Eu disse que era um merda, comentou, baixo, num sussurro. Ela terminou a cerveja e se desligou do drama dele, observando alguma coisa além, que ele queria que ela dissesse o que era. Dois Meia se sentou, respirou o ar reciclado. Franker deveria estar te observando. Ele estava fazendo desde algum tempo. Aparecia como fantasma, desfilava através das sombras e então desaparecia. Na verdade, foi ele quem puxou o gatilho. Não queria admitir, por outro lado.

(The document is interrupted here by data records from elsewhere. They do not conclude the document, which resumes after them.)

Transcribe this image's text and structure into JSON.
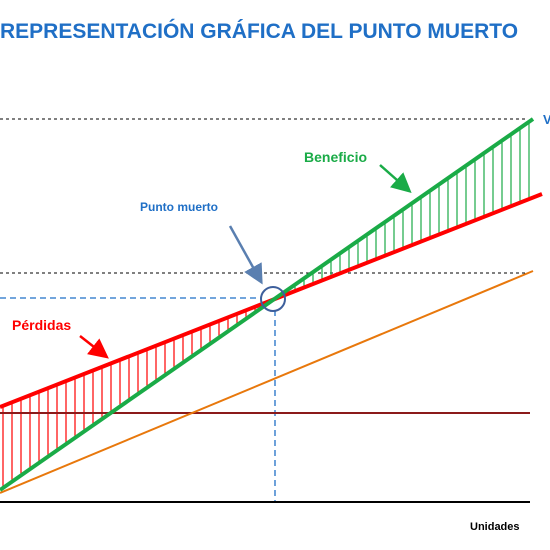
{
  "title": "REPRESENTACIÓN GRÁFICA DEL PUNTO MUERTO",
  "labels": {
    "beneficio": "Beneficio",
    "punto_muerto": "Punto muerto",
    "perdidas": "Pérdidas",
    "x_axis": "Unidades"
  },
  "colors": {
    "title": "#1f6fc6",
    "ingresos_line": "#1aab47",
    "costes_totales_line": "#ff0000",
    "costes_variables_line": "#e8780c",
    "costes_fijos_line": "#8b1a1a",
    "beneficio_label": "#1aab47",
    "perdidas_label": "#ff0000",
    "punto_muerto_label": "#1f6fc6",
    "guide_lines": "#1f6fc6"
  }
}
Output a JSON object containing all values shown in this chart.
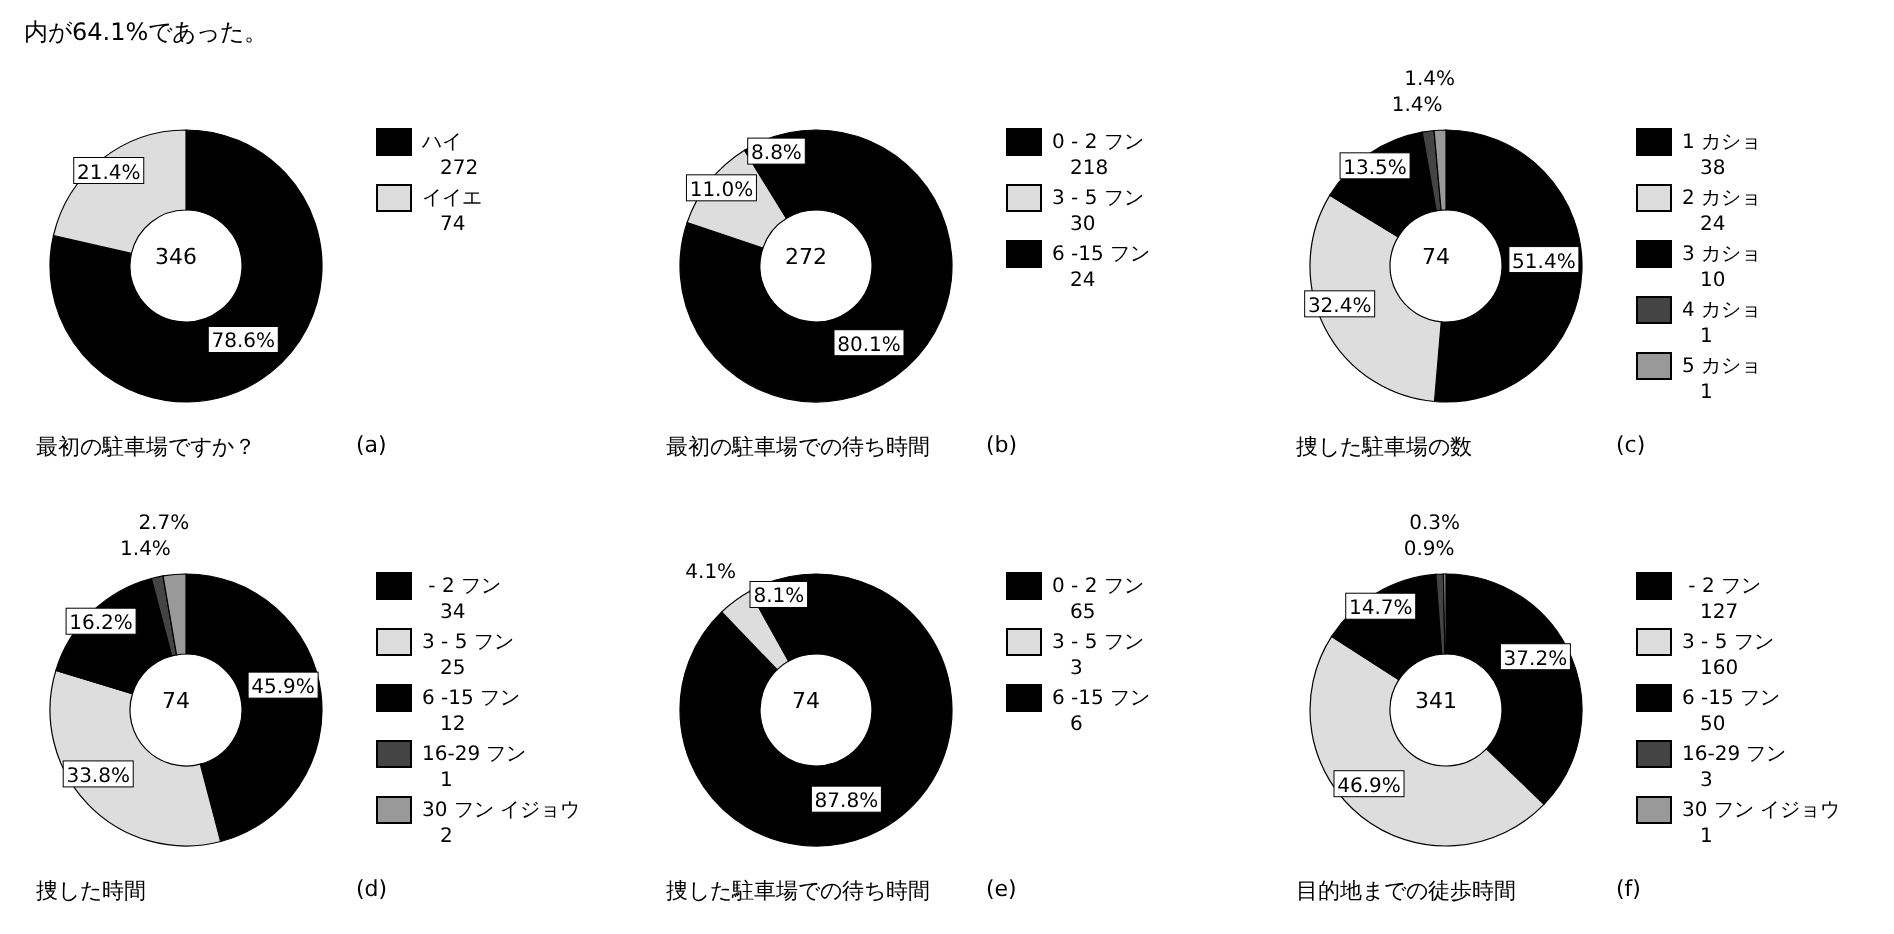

— O corpo é apenas uma casca. Não importa o quanto nós modificamos, o que tem na cabeça é o que define. — Um disse. — Acho engraçado também o fato de que, quanto mais o tempo passa, mais as pessoas se tornam ideias. Sabe o que são ideias, Dois Meia?

— A forma como identificamos as coisas, não sei...

— Quase isso. E se comprova. A sua vida Dois Meia, por exemplo, você mesmo... você é uma ideia de tudo que nós desprezamos... de tudo que deu errado no sistema que nós compusemos. Uma minoria que, desinteressada, acaba sendo prensada entre duas ideias distintas que regem a realidade que você estava inserido, que são os do ideal e da inversão. Tanto que até o fim não soube definir se seria o que é idealizado ou o inverso desta. E agora, também não sabe se o que é. Você é um fracasso que curiosamente é do meu interesse, pois, se tratando em ideias, sua cabeça é como um oco ideológico e sua imagem é disforme. Diferente, por exemplo, de um criminoso que transfere sua identidade de detento para o de um trabalhador, você pode, ao contrário da maioria das expectativas, se metamorfosear no que quiser, desde que haja condições favoráveis para tal. E é quase uma dialética, pois se você é, poderá não ser; sendo fracasso para sucesso, ou, não se sabe. Alguma coisa além dos ultrapassados um e zero. Não deve ser uma dialética, esqueci o que essa palavra significa. Mas bem, você consegue me entender?

Tu é doida pra caralho, ele pensou, o tipo de merda que esperei Anne me dizer. Não reclamou, claro, apenas aceitou. Sempre aceitou tudo que esperavam dele. Só não foi traficante. Que se foda Mathieu. Não venderia sua alma por pouco. Um era maluca? Que se foda também. Olhou para ela, disse que entendia perfeitamente.

— Ótimo... — disse. — O doloroso molde para o corpo é a alma. Você me deixará tocá-la?

Claro. Franker estava atrás de Um. Seus olhos brilhavam de orgulho. Aliás, sentia como se também fosse doido pra caralho, naquele ponto.